Preliminary Program

An Automated Compilation Flow for Efficient GNN Inference on Edge Heterogeneous Platform

Haoyang Fan¹, Sameh Gobriel², Naveena Padmaraju², Chaunte Lacewell², Viktor Prasanna¹
¹University of Southern California (USC), ²Intel Labs

Abstract

To support the surging demands for local AI inference, modern edge platforms have evolved into heterogeneous System-on-Chips (SoCs) integrating diverse Processing Units (PUs), including CPU, GPU, and NPU. These architectures offer unique potential to accelerate Graph Neural Networks (GNNs), which are critical for local applications such as code assistants, by matching diverse PUs to the model's hybrid compute- and memory-intensive phases. However, existing frameworks typically execute on a single PU or rely on rigid, coarse-grained partitioning. Such limitations hinder the effective exploitation of hardware heterogeneity, leading to suboptimal resource utilization, particularly for complex GNN models.
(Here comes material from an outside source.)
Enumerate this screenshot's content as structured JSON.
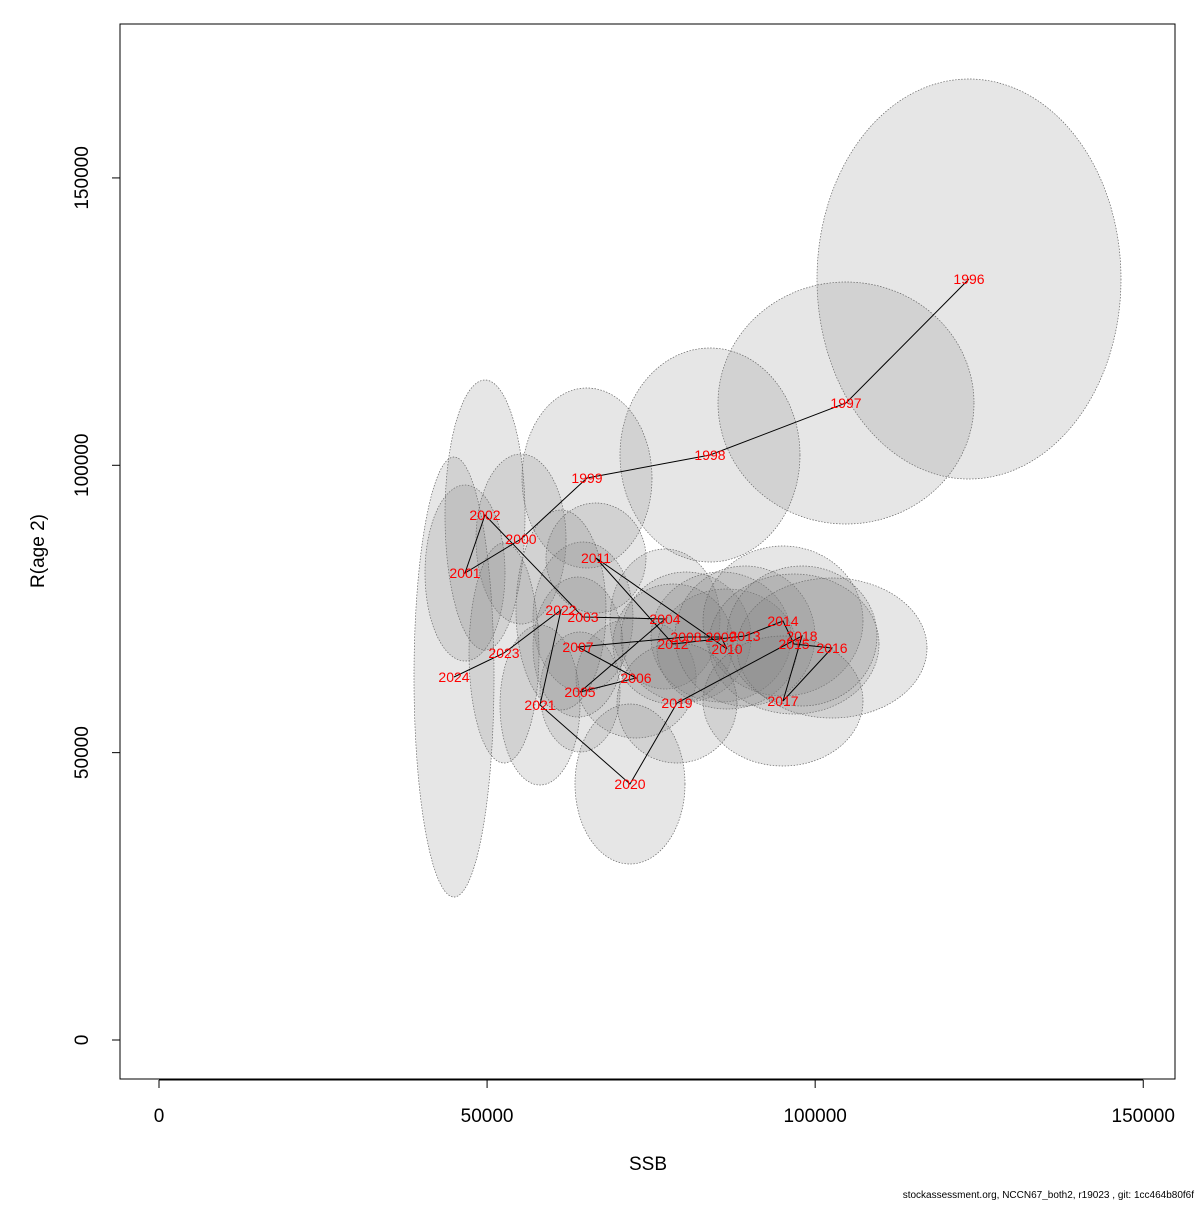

In this paper, we propose FUSE (Fine-grained Unified Scheduling Engine), an automated compilation flow that abstracts and decomposes GNNs into fine-grained functional primitives, enabling better exploration of hardware heterogeneity. Unlike prior works that treat data and hardware separately, FUSE explores a unified design space that jointly optimizes data partitioning and finegrained hardware mapping. To efficiently explore the unified design space, FUSE implements a systematic online search engine guided by an offline-profiled hardware cost model. This engine prunes the design space and performs hierarchical search to balance workloads across heterogeneous PUs, ultimately generating an efficient execution plan tailored to the input. We evaluate FUSE on Intel AI PC SoCs using 3 widely-used GNN models and 3 datasets. FUSE outperforms single-device baselines by up to 2.67× and achieves speedups of up to 1.67× over state-of-the-art coarse-grained schedulers, while maintaining higher PU utilization.